As I search for ways to bring down my company's Exp. Mod., I've heard many references to wet methods in working with drywall, specifically when sanding. What are these wet methods? Does anybody actually use them? If so, what effect has it had on your productivity? I'm sure the answer is completely obvious, but I'm just curious. No one has explained this to me, and I feel a little ridiculous asking.


----------



## savant (Dec 19, 2007)

I think it's sponging. Homeowners are always advised by DIY people to wet-sponge compound rather than sand. I always hear requests to sponge rather than sand because people are afraid of pervasive dust. I use PC7800s and hepa filters, but they never understand until they see with their own eyes.


----------



## Drywall1 (Dec 9, 2007)

Wet sanded a couple of times b/c I had to. Both times sucked. Not the way I learned....never been taught the proper way.


----------



## OraarO (Mar 16, 2008)

Drywall1 said:


> Wet sanded a couple of times b/c I had to. Both times sucked. Not the way I learned....never been taught the proper way.

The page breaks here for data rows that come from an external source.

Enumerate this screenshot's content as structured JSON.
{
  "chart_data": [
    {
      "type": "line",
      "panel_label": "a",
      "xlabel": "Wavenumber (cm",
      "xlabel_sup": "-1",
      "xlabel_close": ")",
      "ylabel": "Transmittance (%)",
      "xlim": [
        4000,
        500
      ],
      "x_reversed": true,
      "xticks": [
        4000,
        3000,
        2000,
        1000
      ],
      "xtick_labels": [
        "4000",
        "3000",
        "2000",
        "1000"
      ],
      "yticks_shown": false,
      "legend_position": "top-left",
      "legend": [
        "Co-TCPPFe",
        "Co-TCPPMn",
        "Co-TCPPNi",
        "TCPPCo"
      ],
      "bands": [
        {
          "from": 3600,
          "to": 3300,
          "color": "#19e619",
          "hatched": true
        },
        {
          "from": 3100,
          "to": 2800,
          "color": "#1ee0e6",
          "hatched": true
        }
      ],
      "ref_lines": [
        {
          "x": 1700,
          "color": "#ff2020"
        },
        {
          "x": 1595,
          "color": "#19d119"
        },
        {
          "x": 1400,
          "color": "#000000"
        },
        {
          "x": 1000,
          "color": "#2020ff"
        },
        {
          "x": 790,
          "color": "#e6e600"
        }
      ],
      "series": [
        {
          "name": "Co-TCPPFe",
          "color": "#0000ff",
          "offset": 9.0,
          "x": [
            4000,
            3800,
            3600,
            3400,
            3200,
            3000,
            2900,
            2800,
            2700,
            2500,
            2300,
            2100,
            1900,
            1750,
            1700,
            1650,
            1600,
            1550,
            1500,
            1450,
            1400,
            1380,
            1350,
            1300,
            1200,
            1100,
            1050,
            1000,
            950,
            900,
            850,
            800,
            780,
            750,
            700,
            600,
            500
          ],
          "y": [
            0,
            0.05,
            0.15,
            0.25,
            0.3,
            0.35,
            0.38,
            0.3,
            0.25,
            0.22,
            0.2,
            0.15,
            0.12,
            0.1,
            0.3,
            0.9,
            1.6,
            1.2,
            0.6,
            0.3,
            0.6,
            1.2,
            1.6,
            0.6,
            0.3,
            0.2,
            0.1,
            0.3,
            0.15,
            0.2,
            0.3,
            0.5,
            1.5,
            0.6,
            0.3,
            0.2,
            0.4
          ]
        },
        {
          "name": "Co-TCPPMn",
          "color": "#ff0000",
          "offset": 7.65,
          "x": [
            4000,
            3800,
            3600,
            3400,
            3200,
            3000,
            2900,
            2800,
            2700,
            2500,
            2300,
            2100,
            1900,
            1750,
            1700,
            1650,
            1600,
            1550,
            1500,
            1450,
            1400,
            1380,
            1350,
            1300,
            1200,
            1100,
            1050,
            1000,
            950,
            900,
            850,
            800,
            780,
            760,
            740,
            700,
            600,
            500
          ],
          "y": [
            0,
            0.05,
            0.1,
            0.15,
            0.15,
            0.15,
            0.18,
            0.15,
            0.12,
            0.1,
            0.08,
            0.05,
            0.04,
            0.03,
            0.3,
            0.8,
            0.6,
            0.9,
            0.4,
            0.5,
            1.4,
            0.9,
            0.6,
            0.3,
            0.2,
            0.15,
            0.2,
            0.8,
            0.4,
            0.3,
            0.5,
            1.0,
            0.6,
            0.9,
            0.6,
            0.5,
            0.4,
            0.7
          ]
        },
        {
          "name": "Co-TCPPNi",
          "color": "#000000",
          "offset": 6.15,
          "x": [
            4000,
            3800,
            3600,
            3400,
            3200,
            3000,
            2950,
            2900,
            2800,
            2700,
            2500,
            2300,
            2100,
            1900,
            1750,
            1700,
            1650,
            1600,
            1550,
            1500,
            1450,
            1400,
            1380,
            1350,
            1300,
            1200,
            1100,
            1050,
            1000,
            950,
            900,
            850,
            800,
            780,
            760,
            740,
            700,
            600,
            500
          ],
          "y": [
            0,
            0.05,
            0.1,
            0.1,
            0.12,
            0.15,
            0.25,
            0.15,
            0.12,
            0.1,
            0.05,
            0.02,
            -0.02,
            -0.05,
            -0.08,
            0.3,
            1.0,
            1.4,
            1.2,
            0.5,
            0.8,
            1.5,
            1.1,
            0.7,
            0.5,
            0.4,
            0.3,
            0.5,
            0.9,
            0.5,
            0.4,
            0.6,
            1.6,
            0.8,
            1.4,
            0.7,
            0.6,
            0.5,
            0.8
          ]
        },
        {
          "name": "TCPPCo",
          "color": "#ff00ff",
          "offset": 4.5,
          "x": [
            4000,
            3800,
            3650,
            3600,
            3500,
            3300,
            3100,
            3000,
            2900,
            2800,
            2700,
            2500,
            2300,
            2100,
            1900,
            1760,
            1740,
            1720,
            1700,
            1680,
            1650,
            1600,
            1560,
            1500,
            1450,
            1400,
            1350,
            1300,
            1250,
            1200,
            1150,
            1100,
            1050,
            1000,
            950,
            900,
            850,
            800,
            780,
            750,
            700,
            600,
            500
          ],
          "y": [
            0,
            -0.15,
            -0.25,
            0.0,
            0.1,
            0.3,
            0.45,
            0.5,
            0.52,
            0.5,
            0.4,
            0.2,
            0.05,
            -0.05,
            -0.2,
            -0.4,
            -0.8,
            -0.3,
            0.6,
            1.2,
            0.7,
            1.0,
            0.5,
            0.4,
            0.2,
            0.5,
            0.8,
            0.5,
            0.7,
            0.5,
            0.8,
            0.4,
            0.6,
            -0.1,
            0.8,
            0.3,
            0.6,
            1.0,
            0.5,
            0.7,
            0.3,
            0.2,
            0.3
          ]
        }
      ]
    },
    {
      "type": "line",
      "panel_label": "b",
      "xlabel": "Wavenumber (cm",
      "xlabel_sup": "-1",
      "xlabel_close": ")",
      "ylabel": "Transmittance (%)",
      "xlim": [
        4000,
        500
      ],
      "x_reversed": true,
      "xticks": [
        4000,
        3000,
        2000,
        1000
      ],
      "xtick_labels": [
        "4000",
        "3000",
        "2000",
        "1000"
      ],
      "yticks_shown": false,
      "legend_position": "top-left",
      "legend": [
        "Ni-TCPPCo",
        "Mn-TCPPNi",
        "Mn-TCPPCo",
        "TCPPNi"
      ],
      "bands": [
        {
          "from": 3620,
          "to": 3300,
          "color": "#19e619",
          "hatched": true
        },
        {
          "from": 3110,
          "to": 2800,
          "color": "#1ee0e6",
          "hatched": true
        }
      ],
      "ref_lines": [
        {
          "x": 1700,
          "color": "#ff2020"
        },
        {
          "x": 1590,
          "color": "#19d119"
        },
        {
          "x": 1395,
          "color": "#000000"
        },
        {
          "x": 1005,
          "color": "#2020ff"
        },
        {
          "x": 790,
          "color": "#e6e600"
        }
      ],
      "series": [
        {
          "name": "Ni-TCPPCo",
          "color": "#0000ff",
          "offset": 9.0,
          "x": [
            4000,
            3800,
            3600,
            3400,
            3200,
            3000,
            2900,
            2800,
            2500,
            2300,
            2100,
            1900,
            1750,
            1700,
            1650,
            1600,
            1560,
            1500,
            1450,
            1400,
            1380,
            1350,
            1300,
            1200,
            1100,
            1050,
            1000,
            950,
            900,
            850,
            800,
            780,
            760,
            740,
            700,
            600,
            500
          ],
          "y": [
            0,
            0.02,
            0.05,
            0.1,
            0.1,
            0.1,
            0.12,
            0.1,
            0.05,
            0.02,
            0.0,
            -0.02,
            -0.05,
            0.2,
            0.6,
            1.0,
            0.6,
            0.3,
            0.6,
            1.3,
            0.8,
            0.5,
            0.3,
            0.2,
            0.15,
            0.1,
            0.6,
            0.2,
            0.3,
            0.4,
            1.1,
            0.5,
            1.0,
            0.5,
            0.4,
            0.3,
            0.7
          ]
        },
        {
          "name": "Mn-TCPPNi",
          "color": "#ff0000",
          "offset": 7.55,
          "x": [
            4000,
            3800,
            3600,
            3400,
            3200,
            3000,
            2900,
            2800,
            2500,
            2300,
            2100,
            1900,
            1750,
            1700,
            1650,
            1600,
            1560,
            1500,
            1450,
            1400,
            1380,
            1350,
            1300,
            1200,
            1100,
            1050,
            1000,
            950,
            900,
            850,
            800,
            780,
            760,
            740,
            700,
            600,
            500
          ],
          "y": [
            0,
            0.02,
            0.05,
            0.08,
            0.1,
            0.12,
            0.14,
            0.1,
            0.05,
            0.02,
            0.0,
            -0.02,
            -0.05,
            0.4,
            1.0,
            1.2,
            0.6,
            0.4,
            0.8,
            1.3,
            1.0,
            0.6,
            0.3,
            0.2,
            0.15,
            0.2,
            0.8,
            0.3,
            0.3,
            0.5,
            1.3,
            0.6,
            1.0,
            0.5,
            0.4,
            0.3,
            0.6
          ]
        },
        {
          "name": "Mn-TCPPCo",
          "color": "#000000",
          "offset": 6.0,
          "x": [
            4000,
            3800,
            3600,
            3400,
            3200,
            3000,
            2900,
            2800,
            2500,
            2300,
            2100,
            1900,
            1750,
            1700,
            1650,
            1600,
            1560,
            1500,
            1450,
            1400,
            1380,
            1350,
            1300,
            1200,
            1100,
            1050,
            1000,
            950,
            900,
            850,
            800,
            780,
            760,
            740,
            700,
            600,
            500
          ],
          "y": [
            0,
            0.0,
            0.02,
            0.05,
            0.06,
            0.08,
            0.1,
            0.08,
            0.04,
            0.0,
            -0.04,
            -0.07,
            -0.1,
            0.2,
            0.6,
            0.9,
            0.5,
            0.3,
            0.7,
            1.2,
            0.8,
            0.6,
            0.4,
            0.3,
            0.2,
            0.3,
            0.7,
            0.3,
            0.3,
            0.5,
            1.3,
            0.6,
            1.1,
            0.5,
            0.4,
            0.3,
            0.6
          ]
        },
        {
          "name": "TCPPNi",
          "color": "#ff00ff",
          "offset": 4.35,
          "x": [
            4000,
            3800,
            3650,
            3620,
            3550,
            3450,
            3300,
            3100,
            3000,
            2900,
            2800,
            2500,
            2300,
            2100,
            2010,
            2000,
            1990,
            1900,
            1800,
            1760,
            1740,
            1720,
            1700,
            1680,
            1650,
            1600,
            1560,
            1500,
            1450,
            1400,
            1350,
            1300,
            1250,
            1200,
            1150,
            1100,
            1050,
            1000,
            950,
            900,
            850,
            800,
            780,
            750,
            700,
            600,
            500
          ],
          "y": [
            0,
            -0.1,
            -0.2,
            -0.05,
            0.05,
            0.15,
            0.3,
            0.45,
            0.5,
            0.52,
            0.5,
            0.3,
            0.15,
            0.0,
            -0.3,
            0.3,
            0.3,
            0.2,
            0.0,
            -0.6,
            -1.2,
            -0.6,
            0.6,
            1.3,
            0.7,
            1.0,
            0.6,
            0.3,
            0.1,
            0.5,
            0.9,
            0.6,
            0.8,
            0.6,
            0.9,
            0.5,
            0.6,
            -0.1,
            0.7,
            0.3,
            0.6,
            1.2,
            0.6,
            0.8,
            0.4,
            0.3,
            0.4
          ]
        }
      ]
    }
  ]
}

What is the proper technique? I have never learned either.

Always seems like a sponge just wipes off the ridges with the smooth parts equally, leaving a cruddy, rough edge.


----------



## cooper (Apr 6, 2008)

Wet sponging is really only effective in remodels when you are blending in existing texture into patches. If you mop a wall it will take out some fat edges around joints, angles, and nail spotting lines--but actual wet sponging the entire job is not realistic. I believe they write it on the side of the box to in a way avoid liability for people who will have breathing problems after being in drywall for so many years. I wear a mask every time I sand, but according to an Ear, Nose and Throat doctor a drywaller comes in at least once a month with breathing issues and they claim they wear masks too... 

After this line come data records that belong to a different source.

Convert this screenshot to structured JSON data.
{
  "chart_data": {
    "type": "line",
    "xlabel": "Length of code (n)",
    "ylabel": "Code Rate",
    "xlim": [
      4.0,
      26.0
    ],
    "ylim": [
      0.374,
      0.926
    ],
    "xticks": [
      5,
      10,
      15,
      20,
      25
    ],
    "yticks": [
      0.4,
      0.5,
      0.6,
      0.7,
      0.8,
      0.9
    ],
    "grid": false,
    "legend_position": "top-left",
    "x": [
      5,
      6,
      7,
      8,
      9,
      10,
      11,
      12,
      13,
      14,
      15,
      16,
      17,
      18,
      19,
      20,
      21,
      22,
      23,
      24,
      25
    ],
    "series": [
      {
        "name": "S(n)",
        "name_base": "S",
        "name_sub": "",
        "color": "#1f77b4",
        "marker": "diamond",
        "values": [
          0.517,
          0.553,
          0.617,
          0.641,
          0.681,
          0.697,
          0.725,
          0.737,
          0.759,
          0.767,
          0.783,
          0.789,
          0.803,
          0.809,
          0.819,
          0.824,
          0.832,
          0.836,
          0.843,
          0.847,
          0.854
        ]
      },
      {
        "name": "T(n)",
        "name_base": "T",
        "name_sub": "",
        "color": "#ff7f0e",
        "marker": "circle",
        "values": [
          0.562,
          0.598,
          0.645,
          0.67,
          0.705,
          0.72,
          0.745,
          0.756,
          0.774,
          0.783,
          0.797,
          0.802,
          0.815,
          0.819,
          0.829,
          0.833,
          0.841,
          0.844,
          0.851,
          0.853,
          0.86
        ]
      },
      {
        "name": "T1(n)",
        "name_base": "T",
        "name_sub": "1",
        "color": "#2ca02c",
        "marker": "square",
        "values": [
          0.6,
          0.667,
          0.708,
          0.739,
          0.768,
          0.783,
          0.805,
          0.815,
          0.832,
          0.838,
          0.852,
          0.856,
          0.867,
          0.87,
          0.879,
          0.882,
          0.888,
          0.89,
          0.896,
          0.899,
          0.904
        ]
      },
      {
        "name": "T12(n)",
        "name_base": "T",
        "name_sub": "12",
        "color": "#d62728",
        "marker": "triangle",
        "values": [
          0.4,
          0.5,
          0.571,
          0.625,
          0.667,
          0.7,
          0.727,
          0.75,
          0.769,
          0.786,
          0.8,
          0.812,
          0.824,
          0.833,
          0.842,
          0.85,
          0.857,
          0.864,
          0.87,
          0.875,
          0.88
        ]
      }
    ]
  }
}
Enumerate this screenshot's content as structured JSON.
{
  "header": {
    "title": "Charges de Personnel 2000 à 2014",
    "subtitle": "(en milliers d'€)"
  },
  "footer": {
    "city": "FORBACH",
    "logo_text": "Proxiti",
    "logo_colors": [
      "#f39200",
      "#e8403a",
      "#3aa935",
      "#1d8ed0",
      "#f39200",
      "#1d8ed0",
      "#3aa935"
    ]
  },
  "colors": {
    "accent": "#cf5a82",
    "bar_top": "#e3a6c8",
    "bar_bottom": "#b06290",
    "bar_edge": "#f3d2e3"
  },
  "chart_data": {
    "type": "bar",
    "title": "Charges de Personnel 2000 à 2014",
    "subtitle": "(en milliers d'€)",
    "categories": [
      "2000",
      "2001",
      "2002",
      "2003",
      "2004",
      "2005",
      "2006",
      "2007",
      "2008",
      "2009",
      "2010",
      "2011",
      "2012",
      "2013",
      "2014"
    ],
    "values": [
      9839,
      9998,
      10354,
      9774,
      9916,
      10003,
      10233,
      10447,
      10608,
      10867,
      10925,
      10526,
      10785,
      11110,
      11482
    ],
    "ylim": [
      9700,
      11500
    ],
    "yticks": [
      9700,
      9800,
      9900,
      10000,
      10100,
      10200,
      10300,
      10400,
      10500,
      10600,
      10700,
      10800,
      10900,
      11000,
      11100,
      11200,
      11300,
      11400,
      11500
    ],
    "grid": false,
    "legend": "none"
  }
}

Anyways, wet sanding will not give you a high enough quality of finish if you are leaving the walls smooth or putting on a real light texture.


----------



## savant (Dec 19, 2007)

> actual wet sponging the entire job is not realistic. I believe they write it on the side of the box to in a way avoid liability for people who will have breathing problems after being in drywall for so many years.


:whistling2::yes:


----------



## bobrob (Oct 30, 2008)

wet sponging. it's a bit faster, the results are bad though
________
Avandia lawyer


----------



## amestaper (Sep 3, 2008)

Seen it done but I've never been brave enough to try it myself as the end result looked poor quality for finished flat walls and ceilings.

Wouldnt mind knowing if its possible to leave a comparable finish with a wet sand?

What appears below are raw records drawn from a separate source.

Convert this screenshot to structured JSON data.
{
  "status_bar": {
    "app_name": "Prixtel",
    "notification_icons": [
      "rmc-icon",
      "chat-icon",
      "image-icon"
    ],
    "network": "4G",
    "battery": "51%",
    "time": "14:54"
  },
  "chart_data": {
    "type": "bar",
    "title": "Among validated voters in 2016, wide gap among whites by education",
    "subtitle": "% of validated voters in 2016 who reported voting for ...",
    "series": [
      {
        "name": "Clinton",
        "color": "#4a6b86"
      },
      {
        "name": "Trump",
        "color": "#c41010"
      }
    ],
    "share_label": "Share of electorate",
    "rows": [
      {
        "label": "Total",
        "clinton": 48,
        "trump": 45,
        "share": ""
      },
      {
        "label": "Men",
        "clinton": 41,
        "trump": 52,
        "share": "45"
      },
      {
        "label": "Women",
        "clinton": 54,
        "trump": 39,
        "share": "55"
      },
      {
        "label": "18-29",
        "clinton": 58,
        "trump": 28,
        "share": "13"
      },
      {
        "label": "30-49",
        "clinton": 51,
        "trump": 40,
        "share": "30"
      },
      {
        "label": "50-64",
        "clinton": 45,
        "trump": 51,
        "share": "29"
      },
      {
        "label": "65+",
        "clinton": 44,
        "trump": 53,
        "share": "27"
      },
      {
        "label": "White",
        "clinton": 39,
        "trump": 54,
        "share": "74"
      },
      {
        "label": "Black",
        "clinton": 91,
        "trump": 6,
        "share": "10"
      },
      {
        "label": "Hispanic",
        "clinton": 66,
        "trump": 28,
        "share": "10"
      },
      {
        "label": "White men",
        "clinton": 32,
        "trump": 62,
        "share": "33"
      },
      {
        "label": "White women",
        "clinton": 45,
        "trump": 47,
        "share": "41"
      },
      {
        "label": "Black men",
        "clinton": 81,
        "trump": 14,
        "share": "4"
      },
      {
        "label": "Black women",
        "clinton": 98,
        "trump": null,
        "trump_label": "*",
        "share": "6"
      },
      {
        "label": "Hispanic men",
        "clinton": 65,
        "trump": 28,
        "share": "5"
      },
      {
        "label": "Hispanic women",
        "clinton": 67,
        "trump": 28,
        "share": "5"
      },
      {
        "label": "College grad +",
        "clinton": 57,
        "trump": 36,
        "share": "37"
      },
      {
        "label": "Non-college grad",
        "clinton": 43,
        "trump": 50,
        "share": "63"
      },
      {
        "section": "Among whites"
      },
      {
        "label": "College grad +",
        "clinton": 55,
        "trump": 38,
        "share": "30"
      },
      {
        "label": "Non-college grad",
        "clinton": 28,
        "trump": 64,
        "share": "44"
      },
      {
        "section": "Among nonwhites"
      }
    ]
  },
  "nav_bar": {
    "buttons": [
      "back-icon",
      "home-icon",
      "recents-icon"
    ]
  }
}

The Flex giraffe sander, nilkisk vacuum and a dust mask works for me every time and are the best working tools I have ever owned.


----------



## silverstilts (Oct 15, 2008)

Wet sanding will not take any humps out but follows whatever contour your mud is , it will take the edges off and it does make it nice for repair work when finishing to a painted surface..... I agree that i think that is an issue when it comes to health no one wants to be liable , such as the marking of a baby- toddler falling in a pail you see on buckets.... never heard of it happening but somewhere it must have....


----------



## moore (Dec 2, 2010)

silverstilts said:


> Wet sanding will not take any humps out but follows whatever contour your mud is , it will take the edges off and it does make it nice for repair work when finishing to a painted surface..... I agree that i think that is an issue when it comes to health no one wants to be liable , such as the marking of a baby- toddler falling in a pail you see on buckets.... never heard of it happening but somewhere it must have....


I fell into a bucket when I was little...I'm still trying to crawl out! :yes:


----------



## JohnNeggere (Oct 22, 2015)

wet sponging indeed


----------